Pour Laurent G., membre de la Coordination des intermittents et précaires (CIP), les choses sont allées plus loin. Ayant participé à une action d’accompagnement d’intermittents en bisbille avec l’agence de la rue Vic-d’Azir, il s’est retrouvé poursuivi pour « outrage à Pôle emploi ». La directrice a motivé sa plainte par le fait qu’ «  il vient régulièrement à notre agence pour se plaindre de la qualité de notre travail » et qu’il aurait traité les agents d’ «   incompétents » , de « fainéants » et de « bons à rien  ». Mais des témoins sont venus attester de la réalité des dysfonctionnements de Pôle emploi, et le procureur lui-même a admis que la plainte avait  « un fondement juridique fragile » . En effet, le délit d’outrage ne s’applique pas aux personnes morales. Le 13 décembre, le tribunal a donc confirmé la relaxe. 

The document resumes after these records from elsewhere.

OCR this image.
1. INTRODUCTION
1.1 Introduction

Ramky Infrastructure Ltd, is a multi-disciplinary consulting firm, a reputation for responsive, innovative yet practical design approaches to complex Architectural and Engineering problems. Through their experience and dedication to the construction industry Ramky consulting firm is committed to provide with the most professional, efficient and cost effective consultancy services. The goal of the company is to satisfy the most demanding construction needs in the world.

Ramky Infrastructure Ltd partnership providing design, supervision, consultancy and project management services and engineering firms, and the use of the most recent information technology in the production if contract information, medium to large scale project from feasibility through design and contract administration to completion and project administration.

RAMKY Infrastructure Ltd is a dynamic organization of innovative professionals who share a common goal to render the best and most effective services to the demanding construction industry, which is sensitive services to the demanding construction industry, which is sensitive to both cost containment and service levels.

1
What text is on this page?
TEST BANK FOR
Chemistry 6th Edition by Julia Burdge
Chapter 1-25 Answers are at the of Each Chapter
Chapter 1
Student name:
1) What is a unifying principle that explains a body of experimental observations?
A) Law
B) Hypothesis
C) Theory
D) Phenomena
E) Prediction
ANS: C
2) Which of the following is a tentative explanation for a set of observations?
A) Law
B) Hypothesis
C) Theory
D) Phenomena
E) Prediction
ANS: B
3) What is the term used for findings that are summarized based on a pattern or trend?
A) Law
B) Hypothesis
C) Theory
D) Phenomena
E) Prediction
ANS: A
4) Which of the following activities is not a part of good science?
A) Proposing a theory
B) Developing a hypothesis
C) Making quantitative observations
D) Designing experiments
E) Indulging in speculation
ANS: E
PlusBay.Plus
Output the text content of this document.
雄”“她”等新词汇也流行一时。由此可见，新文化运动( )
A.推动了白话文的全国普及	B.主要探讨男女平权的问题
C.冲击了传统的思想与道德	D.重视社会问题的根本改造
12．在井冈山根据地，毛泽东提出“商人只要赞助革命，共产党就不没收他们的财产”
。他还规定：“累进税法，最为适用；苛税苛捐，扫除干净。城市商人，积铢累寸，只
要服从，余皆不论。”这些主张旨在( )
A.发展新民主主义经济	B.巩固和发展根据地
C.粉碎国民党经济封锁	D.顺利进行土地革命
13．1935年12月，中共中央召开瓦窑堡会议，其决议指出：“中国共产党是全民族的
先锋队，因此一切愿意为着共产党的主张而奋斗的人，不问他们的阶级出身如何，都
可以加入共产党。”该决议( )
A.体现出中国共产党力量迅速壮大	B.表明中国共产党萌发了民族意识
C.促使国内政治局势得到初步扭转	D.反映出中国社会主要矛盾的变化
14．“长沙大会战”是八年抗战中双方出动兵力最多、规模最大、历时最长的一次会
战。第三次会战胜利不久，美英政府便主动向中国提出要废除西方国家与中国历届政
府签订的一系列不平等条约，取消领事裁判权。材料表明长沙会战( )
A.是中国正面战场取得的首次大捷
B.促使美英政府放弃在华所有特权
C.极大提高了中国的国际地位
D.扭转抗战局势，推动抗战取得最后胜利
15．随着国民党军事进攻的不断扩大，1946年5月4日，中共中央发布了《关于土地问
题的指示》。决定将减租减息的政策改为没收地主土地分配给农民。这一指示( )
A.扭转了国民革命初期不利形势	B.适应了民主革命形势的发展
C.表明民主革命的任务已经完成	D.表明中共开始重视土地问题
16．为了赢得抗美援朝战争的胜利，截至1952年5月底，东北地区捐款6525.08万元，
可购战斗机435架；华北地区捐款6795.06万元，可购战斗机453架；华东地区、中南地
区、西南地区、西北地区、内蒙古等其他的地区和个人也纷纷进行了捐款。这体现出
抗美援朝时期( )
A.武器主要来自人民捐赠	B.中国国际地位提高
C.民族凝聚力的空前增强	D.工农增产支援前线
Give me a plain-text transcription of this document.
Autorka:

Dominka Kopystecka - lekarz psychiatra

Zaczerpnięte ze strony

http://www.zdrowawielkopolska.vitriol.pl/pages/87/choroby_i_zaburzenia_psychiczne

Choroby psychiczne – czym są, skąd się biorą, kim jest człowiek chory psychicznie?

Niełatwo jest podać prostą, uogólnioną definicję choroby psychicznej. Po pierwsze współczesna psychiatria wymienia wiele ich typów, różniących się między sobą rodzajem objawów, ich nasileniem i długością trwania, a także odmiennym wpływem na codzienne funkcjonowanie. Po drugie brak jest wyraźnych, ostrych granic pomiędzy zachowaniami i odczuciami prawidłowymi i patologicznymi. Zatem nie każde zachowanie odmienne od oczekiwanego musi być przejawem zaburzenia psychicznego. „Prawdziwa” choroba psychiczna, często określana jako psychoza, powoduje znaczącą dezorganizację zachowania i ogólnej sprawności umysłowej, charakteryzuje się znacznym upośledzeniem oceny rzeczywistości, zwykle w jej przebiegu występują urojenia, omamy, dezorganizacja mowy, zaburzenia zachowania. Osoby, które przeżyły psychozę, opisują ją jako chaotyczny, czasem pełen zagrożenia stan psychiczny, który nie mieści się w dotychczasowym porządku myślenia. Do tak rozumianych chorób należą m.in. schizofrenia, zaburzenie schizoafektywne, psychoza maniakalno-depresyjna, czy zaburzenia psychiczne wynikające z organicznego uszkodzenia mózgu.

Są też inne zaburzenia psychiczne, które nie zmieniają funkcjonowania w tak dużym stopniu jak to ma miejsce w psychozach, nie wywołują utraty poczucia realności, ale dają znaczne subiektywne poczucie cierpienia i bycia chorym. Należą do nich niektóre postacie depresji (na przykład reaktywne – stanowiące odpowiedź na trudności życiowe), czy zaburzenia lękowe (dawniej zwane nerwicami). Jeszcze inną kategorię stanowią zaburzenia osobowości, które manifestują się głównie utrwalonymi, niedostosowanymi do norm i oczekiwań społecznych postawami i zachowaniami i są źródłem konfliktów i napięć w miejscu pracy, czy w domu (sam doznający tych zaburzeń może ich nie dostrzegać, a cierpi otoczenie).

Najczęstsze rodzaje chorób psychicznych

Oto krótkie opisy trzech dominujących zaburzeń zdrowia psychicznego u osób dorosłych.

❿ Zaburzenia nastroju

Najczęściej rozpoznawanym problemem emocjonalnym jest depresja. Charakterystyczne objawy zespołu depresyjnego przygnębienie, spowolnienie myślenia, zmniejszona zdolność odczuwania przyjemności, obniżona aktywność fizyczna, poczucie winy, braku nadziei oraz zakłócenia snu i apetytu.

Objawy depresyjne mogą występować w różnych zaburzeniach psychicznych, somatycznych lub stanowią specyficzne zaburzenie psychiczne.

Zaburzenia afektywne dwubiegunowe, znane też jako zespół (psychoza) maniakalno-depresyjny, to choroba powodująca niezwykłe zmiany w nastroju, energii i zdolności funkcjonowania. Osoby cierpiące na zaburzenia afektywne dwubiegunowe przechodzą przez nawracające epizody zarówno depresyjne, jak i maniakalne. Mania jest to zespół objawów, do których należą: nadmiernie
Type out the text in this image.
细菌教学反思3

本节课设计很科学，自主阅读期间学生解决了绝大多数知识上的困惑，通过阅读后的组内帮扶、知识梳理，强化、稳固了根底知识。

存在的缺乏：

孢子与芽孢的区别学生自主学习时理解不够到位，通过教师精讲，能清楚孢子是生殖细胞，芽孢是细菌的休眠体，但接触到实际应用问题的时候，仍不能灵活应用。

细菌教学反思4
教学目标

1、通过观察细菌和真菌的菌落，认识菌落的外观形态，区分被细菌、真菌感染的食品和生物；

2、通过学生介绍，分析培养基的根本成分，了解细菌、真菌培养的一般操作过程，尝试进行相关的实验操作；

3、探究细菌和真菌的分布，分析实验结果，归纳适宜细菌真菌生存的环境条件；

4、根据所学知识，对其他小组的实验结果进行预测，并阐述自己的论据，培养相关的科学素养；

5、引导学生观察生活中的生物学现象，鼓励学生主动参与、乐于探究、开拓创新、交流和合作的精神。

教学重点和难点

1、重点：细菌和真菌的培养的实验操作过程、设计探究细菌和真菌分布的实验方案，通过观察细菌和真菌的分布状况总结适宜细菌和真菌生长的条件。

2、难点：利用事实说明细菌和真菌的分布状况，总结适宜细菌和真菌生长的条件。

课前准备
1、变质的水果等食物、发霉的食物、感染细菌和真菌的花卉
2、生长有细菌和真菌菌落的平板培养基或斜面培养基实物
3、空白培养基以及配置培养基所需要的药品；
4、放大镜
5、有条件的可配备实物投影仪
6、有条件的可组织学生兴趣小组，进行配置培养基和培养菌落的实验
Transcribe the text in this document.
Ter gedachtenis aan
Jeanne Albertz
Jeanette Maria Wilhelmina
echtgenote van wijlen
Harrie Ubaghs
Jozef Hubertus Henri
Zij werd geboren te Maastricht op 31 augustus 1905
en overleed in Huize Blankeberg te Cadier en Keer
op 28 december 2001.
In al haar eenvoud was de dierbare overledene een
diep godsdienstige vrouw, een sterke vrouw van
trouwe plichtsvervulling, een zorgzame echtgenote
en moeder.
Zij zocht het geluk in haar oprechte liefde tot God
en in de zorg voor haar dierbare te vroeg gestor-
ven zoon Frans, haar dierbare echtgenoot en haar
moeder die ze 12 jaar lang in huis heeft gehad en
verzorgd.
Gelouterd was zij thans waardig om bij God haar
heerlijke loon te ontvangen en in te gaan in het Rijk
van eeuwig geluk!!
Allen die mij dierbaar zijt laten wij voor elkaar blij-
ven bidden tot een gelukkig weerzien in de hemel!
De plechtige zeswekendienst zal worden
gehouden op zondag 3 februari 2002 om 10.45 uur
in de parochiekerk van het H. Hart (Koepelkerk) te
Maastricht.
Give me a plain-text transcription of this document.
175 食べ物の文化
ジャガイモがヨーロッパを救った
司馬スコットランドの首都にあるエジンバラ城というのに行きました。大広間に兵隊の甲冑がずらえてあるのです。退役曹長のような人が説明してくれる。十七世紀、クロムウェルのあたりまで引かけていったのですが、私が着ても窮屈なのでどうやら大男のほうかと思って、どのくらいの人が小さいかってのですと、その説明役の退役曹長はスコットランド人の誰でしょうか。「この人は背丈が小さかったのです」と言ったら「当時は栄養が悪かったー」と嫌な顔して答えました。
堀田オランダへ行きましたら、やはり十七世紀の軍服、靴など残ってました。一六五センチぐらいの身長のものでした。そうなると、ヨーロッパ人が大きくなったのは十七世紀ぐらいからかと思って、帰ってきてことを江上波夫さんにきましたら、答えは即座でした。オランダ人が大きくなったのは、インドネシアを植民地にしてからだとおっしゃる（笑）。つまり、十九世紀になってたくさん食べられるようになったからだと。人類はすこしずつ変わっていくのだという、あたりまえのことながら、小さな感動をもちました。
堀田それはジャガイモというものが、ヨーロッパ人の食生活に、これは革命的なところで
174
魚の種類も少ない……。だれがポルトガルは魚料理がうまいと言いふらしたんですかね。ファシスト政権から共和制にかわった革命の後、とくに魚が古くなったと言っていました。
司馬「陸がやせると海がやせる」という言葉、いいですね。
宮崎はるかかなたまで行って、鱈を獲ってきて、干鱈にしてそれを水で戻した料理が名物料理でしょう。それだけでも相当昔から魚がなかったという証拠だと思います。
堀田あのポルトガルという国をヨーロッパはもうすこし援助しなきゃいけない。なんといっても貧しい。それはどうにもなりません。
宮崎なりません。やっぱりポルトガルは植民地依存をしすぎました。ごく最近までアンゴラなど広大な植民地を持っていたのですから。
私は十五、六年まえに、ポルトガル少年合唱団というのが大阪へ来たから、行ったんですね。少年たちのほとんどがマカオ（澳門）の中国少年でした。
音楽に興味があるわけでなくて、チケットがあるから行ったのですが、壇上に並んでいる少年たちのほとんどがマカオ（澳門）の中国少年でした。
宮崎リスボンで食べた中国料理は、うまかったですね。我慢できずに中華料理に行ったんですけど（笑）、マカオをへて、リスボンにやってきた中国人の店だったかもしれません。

Le même jour, une autre affaire était jugée à la 28e chambre correctionnelle de Paris. En cause, deux citoyens, Michel B. et Jean-Paul L. accusés de violence envers agents et rébellion. Ces deux quidams étaient venus en juin, avec d’autres, chanter « Hécatombe » de Brassens sous les fenêtres de la préfecture de police de Paris. La chorale avait été improvisée en soutien à un homme condamné pour avoir sans vergogne diffusé plein pot la chanson de Brassens au passage de la maréchaussée. Le préfet ayant donné l’ordre de disperser les chanteurs irrévérencieux, une bousculade s’était ensuivie dans les escaliers du métro. Bilan : des blessures pour Michel B. et Jean-Paul L., un calot tombé et une oreillette arrachée côté policiers. Vu «  la difficulté de distinguer ce qui relève de violences et ce qui relève de bousculade » et «  le manque de précision des gendarmes », la procureure décide de ne pas poursuivre. Elle a néanmoins souligné qu’ « on ne chante pas n’importe quoi n’importe où » . Pour l’avocat des chanteurs de Brassens, Me Jean-Yves Halimi, il n’y avait pas de troubles à l’ordre public. C’est la décision discrétionnaire du préfet et l’évacuation forcée via le métro qui ont créé le problème, et ses clients réfléchissent à leur tour à déposer une plainte au pénal.